LD: The other [item] I wanted to talk about is also a camera. It’s the other end of the spectrum, but not in terms of purchase price. It’s s Canon Eos 1DX, which is not a cheap camera, but it is a completely different approach. Like the Leica, it’s a high-end camera. But after ten years the Leica has retained a huge amount of its value, where the Canon, while it was almost the same price as the Leica, after five to ten years it’s completely devalued. Not because the camera is not good anymore technically, but because it has been devalued by the next model coming.

So it’s another kind of approach where you basically have a difference in keeping the value of the product by the way the product is respected by the brand. If you make an update—like, there comes the Eos 1DX Mark II, which has many more technical features—automatically, the previous one loses about fifty percent of its value.

TD: I’m interested in how a brand works to maintain that value.
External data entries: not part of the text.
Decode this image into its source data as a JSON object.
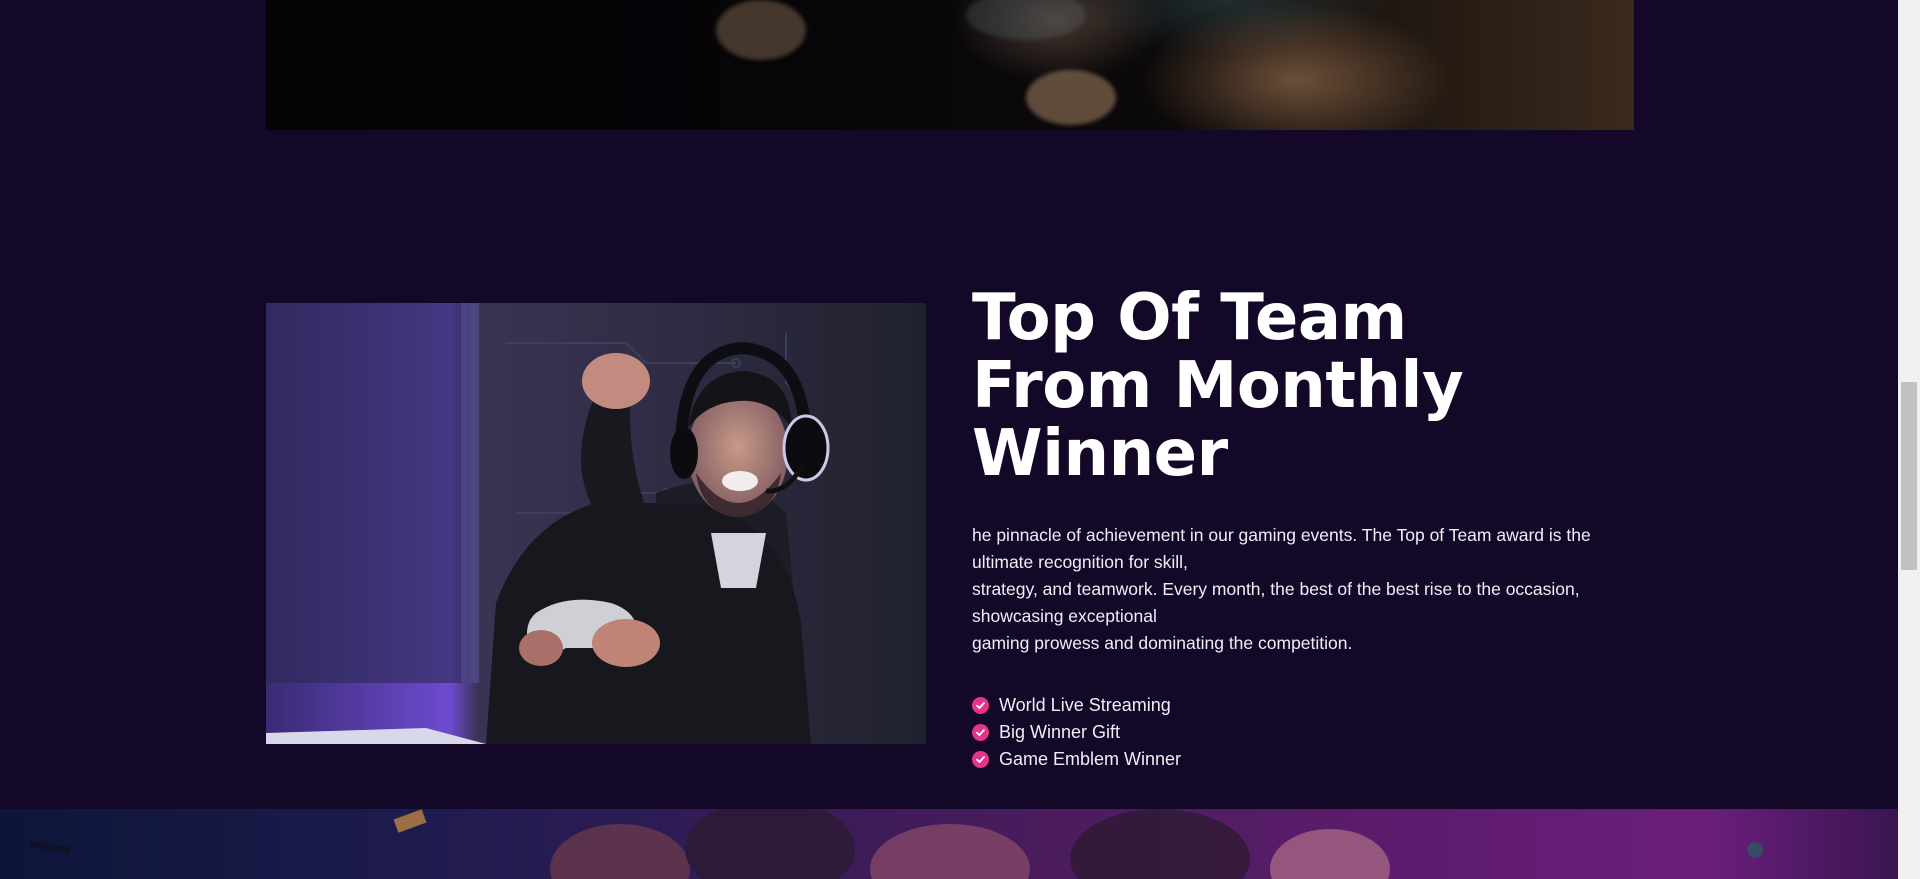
{
  "feature": {
    "title_lines": [
      "Top Of Team",
      "From Monthly",
      "Winner"
    ],
    "description_lines": [
      "he pinnacle of achievement in our gaming events. The Top of Team award is the ultimate recognition for skill,",
      "strategy, and teamwork. Every month, the best of the best rise to the occasion, showcasing exceptional",
      "gaming prowess and dominating the competition."
    ],
    "items": [
      {
        "label": "World Live Streaming",
        "icon": "check-circle-icon"
      },
      {
        "label": "Big Winner Gift",
        "icon": "check-circle-icon"
      },
      {
        "label": "Game Emblem Winner",
        "icon": "check-circle-icon"
      }
    ]
  },
  "colors": {
    "background": "#140828",
    "accent": "#e4358a",
    "text": "#ffffff"
  },
  "scrollbar": {
    "position_fraction": 0.46
  }
}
What are the essential things that a brand needs to do to be more like Leica?

LD: This is what keeps me busy everyday when I design a car for a brand. Especially like the Genesis brand today, or like Bentley before—how can you as a designer contribute to not having a product losing its value over time, by perfecting the DNA of the brand, and not making a product that actually dates the old one? Why is the Porsche 911 an achievement? It has been perfected by the next generations. It’s kind of like creating a respect[ed] heritage, so you’re not taking a white piece of paper and starting from zero, but you take the essence of the design and you carry on.

Sometimes it gets done accidentally. Porsche did it because they were not a design-driven brand, they were an engineering-driven brand. So the design was kept because they were saying, "oh, let’s make more power, let’s make it more drivable, let’s make it easier to use," and then the designers have few things to play with because the engineers say "no-no-no-no-no, we don’t have budget for that; just keep the design we’ll put [in] another engine."

The Canon Eos is a cult within Canon, but by bringing a new model that is so much better in every aspect—there is actually hardly a part, apart from the logo, that has not been touched. Even sometimes they change the logo! They basically make you want to throw the other one out and make you get a new one.

TD: You think that’s based on a continuity of design as much as everything else?

LD: Yes definitely. It’s continuity of design. It’s basically making your customers connoisseurs. You basically transform them into an elite that knows, that can appreciate. So it’s not only design, but you have to communicate. They are becoming collectors. They are becoming, not users, [but] privileged relations to your company, to your brand.

TD: That seems like a challenge with a new brand. Is this the goal with Genesis as well?

LD: Definitely, definitely. In setting up this brand, we are basically building up our brand values. We identified the brand values, we identified the DNA, in order to create something distinct, something also, with attitude of Korea, which is an audacious culture. And obviously we want to make people realize how important the phenomenon of icon-building is for us.